The original purpose of grad school was to carve you into an expert in your discipline. That served its purpose – and remains necessary for certain fields.

Then, as the Bachelor’s degree became the new high school diploma, more people started getting Master’s degrees to out-compete for better jobs. When Bachelor’s became the entry-point to entry-level jobs, getting a Master’s degree gives you an edge. As a result, Master’s degrees are as common now as Bachelor’s degrees were in the 1960s.

It’s called credentials inflation. Burning Glass, a think tank that studies employment markets by analyzing job ads, wrote a really interesting report about this, and its implications in particular for entry-level jobs in sectors that shouldn’t require a degree.

But the trickle-down effect is real. Now I see jobs all the time that require a Master’s degree as the minimum qualification when a Bachelor’s would do. For those jobs, I routinely see Ph.Ds competing for them. And it’s not just a Master’s anymore. I’ll pick on Faculty Development here. That field has increasingly been requiring a Ph.D. as a minimum qualification – with the idea being that faculty will work with and trust only those with an equivalent degree. While that works out well for alt-acs with a terminal degree, it shuts out ABDs or Master’s candidates who may have better-aligned experience and credentials.

Off the top of my head, I can name 5 or 6 colleagues who feel they are the last of their kind – that they would never get hired into their line of work today because the entry-point has been moved.

It was DEFINITELY true when I worked in museums a number of years ago. I had to get a Master’s just to even try to compete.
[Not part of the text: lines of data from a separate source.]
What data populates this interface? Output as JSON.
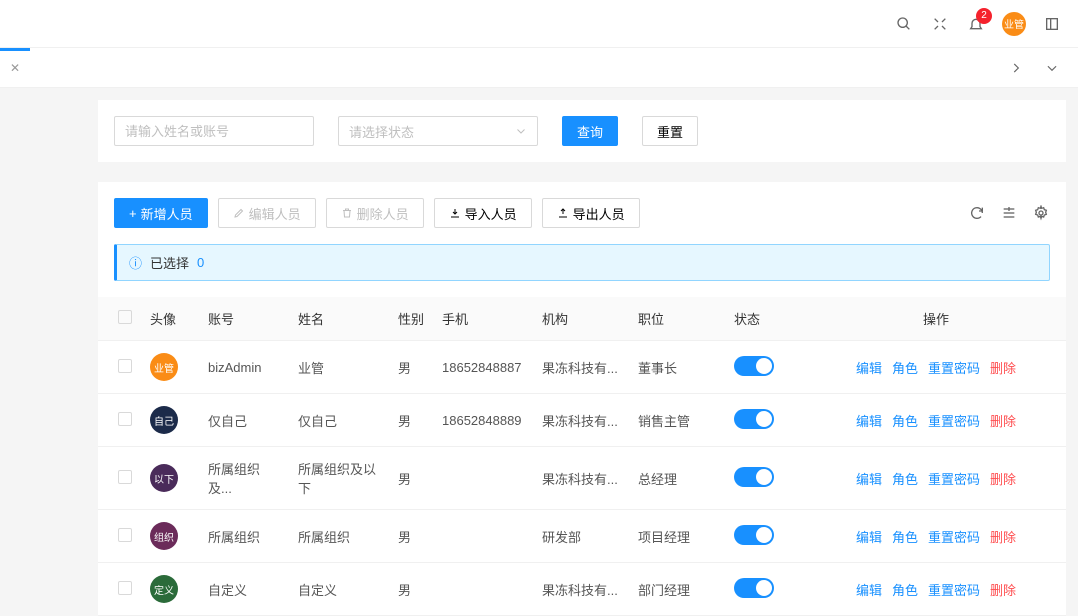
{
  "header": {
    "badge_count": "2",
    "avatar_text": "业管"
  },
  "filter": {
    "name_placeholder": "请输入姓名或账号",
    "status_placeholder": "请选择状态",
    "query": "查询",
    "reset": "重置"
  },
  "toolbar": {
    "add": "新增人员",
    "edit": "编辑人员",
    "delete": "删除人员",
    "import": "导入人员",
    "export": "导出人员"
  },
  "alert": {
    "label": "已选择",
    "count": "0"
  },
  "columns": {
    "avatar": "头像",
    "account": "账号",
    "name": "姓名",
    "gender": "性别",
    "phone": "手机",
    "org": "机构",
    "position": "职位",
    "status": "状态",
    "ops": "操作"
  },
  "ops": {
    "edit": "编辑",
    "role": "角色",
    "resetpw": "重置密码",
    "delete": "删除"
  },
  "rows": [
    {
      "avatar_text": "业管",
      "avatar_bg": "#fa8c16",
      "account": "bizAdmin",
      "name": "业管",
      "gender": "男",
      "phone": "18652848887",
      "org": "果冻科技有...",
      "position": "董事长"
    },
    {
      "avatar_text": "自己",
      "avatar_bg": "#1c2b4a",
      "account": "仅自己",
      "name": "仅自己",
      "gender": "男",
      "phone": "18652848889",
      "org": "果冻科技有...",
      "position": "销售主管"
    },
    {
      "avatar_text": "以下",
      "avatar_bg": "#4a2b5a",
      "account": "所属组织及...",
      "name": "所属组织及以下",
      "gender": "男",
      "phone": "",
      "org": "果冻科技有...",
      "position": "总经理"
    },
    {
      "avatar_text": "组织",
      "avatar_bg": "#6b2b5a",
      "account": "所属组织",
      "name": "所属组织",
      "gender": "男",
      "phone": "",
      "org": "研发部",
      "position": "项目经理"
    },
    {
      "avatar_text": "定义",
      "avatar_bg": "#2b6b3a",
      "account": "自定义",
      "name": "自定义",
      "gender": "男",
      "phone": "",
      "org": "果冻科技有...",
      "position": "部门经理"
    }
  ]
}
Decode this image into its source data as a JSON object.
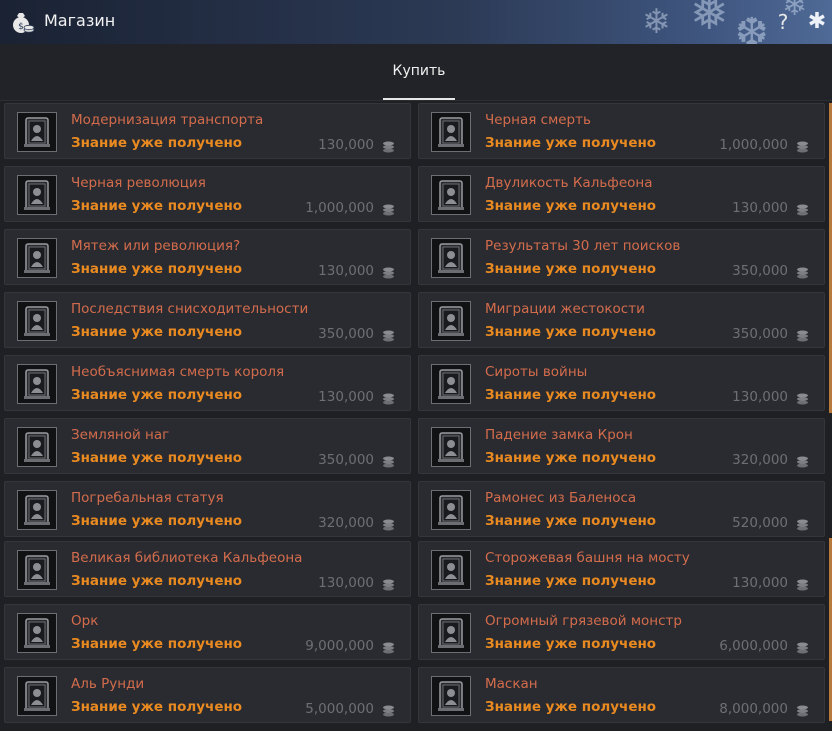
{
  "window": {
    "title": "Магазин",
    "icon": "money-bag-icon",
    "help_glyph": "?",
    "settings_glyph": "✱"
  },
  "tabs": [
    {
      "label": "Купить",
      "active": true
    }
  ],
  "colors": {
    "item_name": "#d36c4c",
    "item_status": "#e98a21",
    "item_price": "#6e6f75",
    "titlebar_accent": "#4f6a96"
  },
  "items": [
    {
      "name": "Модернизация транспорта",
      "status": "Знание уже получено",
      "price": "130,000",
      "icon": "knowledge-book-icon"
    },
    {
      "name": "Черная смерть",
      "status": "Знание уже получено",
      "price": "1,000,000",
      "icon": "knowledge-book-icon"
    },
    {
      "name": "Черная революция",
      "status": "Знание уже получено",
      "price": "1,000,000",
      "icon": "knowledge-book-icon"
    },
    {
      "name": "Двуликость Кальфеона",
      "status": "Знание уже получено",
      "price": "130,000",
      "icon": "knowledge-book-icon"
    },
    {
      "name": "Мятеж или революция?",
      "status": "Знание уже получено",
      "price": "130,000",
      "icon": "knowledge-book-icon"
    },
    {
      "name": "Результаты 30 лет поисков",
      "status": "Знание уже получено",
      "price": "350,000",
      "icon": "knowledge-book-icon"
    },
    {
      "name": "Последствия снисходительности",
      "status": "Знание уже получено",
      "price": "350,000",
      "icon": "knowledge-book-icon"
    },
    {
      "name": "Миграции жестокости",
      "status": "Знание уже получено",
      "price": "350,000",
      "icon": "knowledge-book-icon"
    },
    {
      "name": "Необъяснимая смерть короля",
      "status": "Знание уже получено",
      "price": "130,000",
      "icon": "knowledge-book-icon"
    },
    {
      "name": "Сироты войны",
      "status": "Знание уже получено",
      "price": "130,000",
      "icon": "knowledge-book-icon"
    },
    {
      "name": "Земляной наг",
      "status": "Знание уже получено",
      "price": "350,000",
      "icon": "knowledge-book-icon"
    },
    {
      "name": "Падение замка Крон",
      "status": "Знание уже получено",
      "price": "320,000",
      "icon": "knowledge-book-icon"
    },
    {
      "name": "Погребальная статуя",
      "status": "Знание уже получено",
      "price": "320,000",
      "icon": "knowledge-book-icon"
    },
    {
      "name": "Рамонес из Баленоса",
      "status": "Знание уже получено",
      "price": "520,000",
      "icon": "knowledge-book-icon"
    },
    {
      "name": "Великая библиотека Кальфеона",
      "status": "Знание уже получено",
      "price": "130,000",
      "icon": "knowledge-book-icon"
    },
    {
      "name": "Сторожевая башня на мосту",
      "status": "Знание уже получено",
      "price": "130,000",
      "icon": "knowledge-book-icon"
    },
    {
      "name": "Орк",
      "status": "Знание уже получено",
      "price": "9,000,000",
      "icon": "knowledge-book-icon"
    },
    {
      "name": "Огромный грязевой монстр",
      "status": "Знание уже получено",
      "price": "6,000,000",
      "icon": "knowledge-book-icon"
    },
    {
      "name": "Аль Рунди",
      "status": "Знание уже получено",
      "price": "5,000,000",
      "icon": "knowledge-book-icon"
    },
    {
      "name": "Маскан",
      "status": "Знание уже получено",
      "price": "8,000,000",
      "icon": "knowledge-book-icon"
    }
  ]
}
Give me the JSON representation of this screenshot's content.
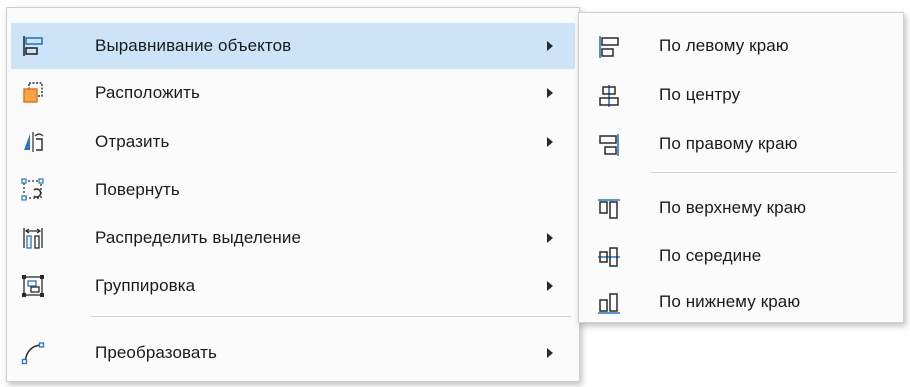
{
  "main_menu": {
    "items": [
      {
        "label": "Выравнивание объектов",
        "has_submenu": true,
        "icon": "align-objects-icon"
      },
      {
        "label": "Расположить",
        "has_submenu": true,
        "icon": "arrange-icon"
      },
      {
        "label": "Отразить",
        "has_submenu": true,
        "icon": "flip-icon"
      },
      {
        "label": "Повернуть",
        "has_submenu": false,
        "icon": "rotate-icon"
      },
      {
        "label": "Распределить выделение",
        "has_submenu": true,
        "icon": "distribute-icon"
      },
      {
        "label": "Группировка",
        "has_submenu": true,
        "icon": "group-icon"
      },
      {
        "label": "Преобразовать",
        "has_submenu": true,
        "icon": "convert-icon"
      }
    ]
  },
  "sub_menu": {
    "items": [
      {
        "label": "По левому краю",
        "icon": "align-left-icon"
      },
      {
        "label": "По центру",
        "icon": "align-center-icon"
      },
      {
        "label": "По правому краю",
        "icon": "align-right-icon"
      },
      {
        "label": "По верхнему краю",
        "icon": "align-top-icon"
      },
      {
        "label": "По середине",
        "icon": "align-middle-icon"
      },
      {
        "label": "По нижнему краю",
        "icon": "align-bottom-icon"
      }
    ]
  },
  "colors": {
    "highlight": "#cde3f7",
    "icon_dark": "#2b2b2b",
    "icon_blue": "#2a73c4",
    "icon_orange": "#f28c1e"
  }
}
And it still usually wasn’t good enough. (Not that you needed a Ph.D. but that you needed the Master’s AND years of experience to reasonably compete for very few openings).

Getting back to grad school, though, it does serve a very real purpose in getting you the baseline knowledge you need to master – or be an expert in – your field. So how can grad school achieve a balance of preparing those who need to be experts in order to go into a given profession – faculty, pharmaceutical researcher, wildlife biologist – but also provide a career safety net of professional development for those who will not be able to find those jobs?

We can’t predict the economic landscape of any given field. What it looks like when you enter grad school may be NOTHING like what it looks like by the time you exit grad school. Economic and workplace needs change all the time. So I guess I could argue that structurally, the grad school curriculum needs to be more like undergrad. You need to do a baseline of career planning courses first – sort of like your general ed requirements. Then you can make better-informed decisions about whether to continue on with the disciplinary expertise-building courses after that.

I mean, just Monday I was in a webinar panel for grad students about career options and even today, now, 75% of them remain skeptical about how bad their faculty job prospects are. They truly believe they can beat the odds. While I admire their chutzpah, the facts simply do not warrant their confidence. And I’m still shocked at how little they know about career planning, YEARS and YEARS after I started noticing this about grad students.

Back in the recession, I was shocked at how ill-prepared grad students were for the work of finding work. Now, eleven years later, I’m becoming less patient with grad schools not transparently providing the facts and training they need to have the wool ripped off their eyes.